3. Buzzard is a wonderfully chaotic coming of age film
Few films this year have made the same sort of lasting impact that Buzzard has.
It’s raw, emotional, punk, absurd, angry and just plain out haywire. It’s a combination of endearing coming of age story coupled with harsh American economical jabbing.
Written and directed by Joel Portrykus and starring the magnificent Joshua Burge, this movie was recommended to me by members of a film group I post in and boy did they knock it out of the park with this suggestion.
It may not be the most polished or sophisticated film of the year, but it’s without a doubt one of the most memorable and watchable.
2. Mistress America turns out to be Noah Baumbach’s best film yet
People who know me well and who are familiar with my film tastes know that I largely can’t stand Noah Baumbach’s brand of dysfunctional character study.
It’s not that his films are poorly made or even totally disposable. It’s mostly that they all come off with this smug satisfaction that screams pseudo-intellectual gibberish. Part of that is the point I guess, but it never makes for a compelling film in my eyes.
Luckily this year and last, Baumbach did a bit of maturing and hit us with a one-two punch of While We’re Young and Mistress America. The former being enjoyable, while the ladder being a hilarious send up to classic Hollywood screwball.
I don’t know that the film necessarily changed my view of him as a director. Frances Ha still ranks as one of the worst films of 2013 to me, but these last couple films seem to be taking him in a stronger direction.

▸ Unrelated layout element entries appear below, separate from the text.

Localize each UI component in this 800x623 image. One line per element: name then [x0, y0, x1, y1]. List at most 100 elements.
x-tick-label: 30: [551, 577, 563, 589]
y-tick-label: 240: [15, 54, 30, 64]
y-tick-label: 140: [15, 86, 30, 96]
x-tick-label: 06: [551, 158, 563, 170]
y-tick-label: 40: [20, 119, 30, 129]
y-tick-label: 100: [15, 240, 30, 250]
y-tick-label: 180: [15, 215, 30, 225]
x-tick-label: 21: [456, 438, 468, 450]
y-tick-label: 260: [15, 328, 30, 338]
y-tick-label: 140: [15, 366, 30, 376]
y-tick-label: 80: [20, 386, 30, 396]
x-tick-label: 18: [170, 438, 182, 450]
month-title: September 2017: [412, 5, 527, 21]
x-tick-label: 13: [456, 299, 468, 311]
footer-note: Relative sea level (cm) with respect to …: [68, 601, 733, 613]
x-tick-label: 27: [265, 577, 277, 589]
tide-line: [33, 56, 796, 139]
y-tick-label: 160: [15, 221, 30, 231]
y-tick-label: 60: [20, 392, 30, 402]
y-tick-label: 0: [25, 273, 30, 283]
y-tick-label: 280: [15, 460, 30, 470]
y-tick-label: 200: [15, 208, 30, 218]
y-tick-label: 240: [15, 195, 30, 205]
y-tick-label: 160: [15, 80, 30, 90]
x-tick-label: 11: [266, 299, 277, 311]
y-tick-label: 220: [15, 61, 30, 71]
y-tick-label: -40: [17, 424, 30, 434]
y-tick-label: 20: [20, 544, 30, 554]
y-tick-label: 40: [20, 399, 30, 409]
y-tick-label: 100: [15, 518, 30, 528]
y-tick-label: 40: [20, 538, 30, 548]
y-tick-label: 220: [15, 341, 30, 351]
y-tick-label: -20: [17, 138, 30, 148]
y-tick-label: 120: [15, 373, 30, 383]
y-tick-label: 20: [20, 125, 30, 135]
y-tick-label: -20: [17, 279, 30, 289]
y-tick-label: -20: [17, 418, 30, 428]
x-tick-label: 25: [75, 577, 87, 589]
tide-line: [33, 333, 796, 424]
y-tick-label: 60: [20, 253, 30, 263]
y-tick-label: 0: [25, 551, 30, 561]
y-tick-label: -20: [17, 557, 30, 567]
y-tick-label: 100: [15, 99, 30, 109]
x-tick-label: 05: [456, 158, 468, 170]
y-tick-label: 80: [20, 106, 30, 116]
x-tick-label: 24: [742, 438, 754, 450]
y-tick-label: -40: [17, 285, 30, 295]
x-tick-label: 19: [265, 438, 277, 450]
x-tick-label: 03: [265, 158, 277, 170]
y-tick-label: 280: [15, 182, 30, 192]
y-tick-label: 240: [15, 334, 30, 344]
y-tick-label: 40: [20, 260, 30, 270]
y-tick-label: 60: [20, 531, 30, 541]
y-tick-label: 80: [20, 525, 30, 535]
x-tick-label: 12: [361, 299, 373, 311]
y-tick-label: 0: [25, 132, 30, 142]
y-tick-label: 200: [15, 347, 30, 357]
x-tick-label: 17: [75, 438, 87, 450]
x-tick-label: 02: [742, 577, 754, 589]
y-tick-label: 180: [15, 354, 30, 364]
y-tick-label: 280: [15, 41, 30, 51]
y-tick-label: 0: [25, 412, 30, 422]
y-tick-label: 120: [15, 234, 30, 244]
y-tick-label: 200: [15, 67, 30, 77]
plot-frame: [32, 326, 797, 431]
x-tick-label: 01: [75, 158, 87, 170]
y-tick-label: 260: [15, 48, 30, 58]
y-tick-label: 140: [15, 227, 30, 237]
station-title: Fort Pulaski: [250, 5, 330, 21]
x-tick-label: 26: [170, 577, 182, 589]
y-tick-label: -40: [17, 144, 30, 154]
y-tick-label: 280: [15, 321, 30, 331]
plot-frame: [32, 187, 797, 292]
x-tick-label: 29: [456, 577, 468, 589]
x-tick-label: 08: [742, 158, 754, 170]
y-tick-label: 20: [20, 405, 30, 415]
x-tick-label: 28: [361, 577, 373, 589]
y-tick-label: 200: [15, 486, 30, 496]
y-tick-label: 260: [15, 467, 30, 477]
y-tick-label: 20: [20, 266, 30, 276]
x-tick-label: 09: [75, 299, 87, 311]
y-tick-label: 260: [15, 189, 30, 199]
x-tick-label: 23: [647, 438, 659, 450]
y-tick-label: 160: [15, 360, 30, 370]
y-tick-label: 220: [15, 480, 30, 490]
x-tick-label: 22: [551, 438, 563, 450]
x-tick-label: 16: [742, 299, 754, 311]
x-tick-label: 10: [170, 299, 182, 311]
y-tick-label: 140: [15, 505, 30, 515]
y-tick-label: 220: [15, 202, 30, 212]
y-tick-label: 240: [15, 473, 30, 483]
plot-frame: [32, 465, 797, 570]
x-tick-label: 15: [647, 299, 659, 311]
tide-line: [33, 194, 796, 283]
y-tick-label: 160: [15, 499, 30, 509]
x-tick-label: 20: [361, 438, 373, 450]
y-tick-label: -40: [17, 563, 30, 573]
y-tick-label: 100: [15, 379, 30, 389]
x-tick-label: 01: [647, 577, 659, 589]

Though the first half of the movie may still possess some of his familiar trappings, the second half nails basically everything and showcases one of the year’s strongest scenes.
Even if you’re like me and don’t care much for Baumbach or Gerwig, I’d recommend giving this a chance. Particularly if you like the aforementioned screwball mentality.
1. Me and Earl and the Dying Girl fails to live up to expectations and fails to be any good either
MEDG is full of little winks and nods, meant to be clever but mostly just reminding us we are watching a work of fiction.
From the posters of The 400 Blows and Berlin Alexanderplatz, to the quick clips of foreign classics like Aguirre The Wrath of God, we were constantly being hit with cinephile name dropping and references aimed at the Criterion crowd.
It became massively redundant real fast. Instead of trying to show send ups to these films, MEDG basically just uses them as nudges to audience members “in the know”.
It’s a bit condescending at times and never feels anything less than forced.
What could have been an interesting take on the teen cancer genre (which seems to be blossoming all of sudden), is turned into cheap emotional manipulation where we watch a douche bag learn a valuable life lesson via his dying friend.
Disappointment doesn’t even cover this one, which came off the top prize at Sundance and 80%+ on Rotten Tomatoes.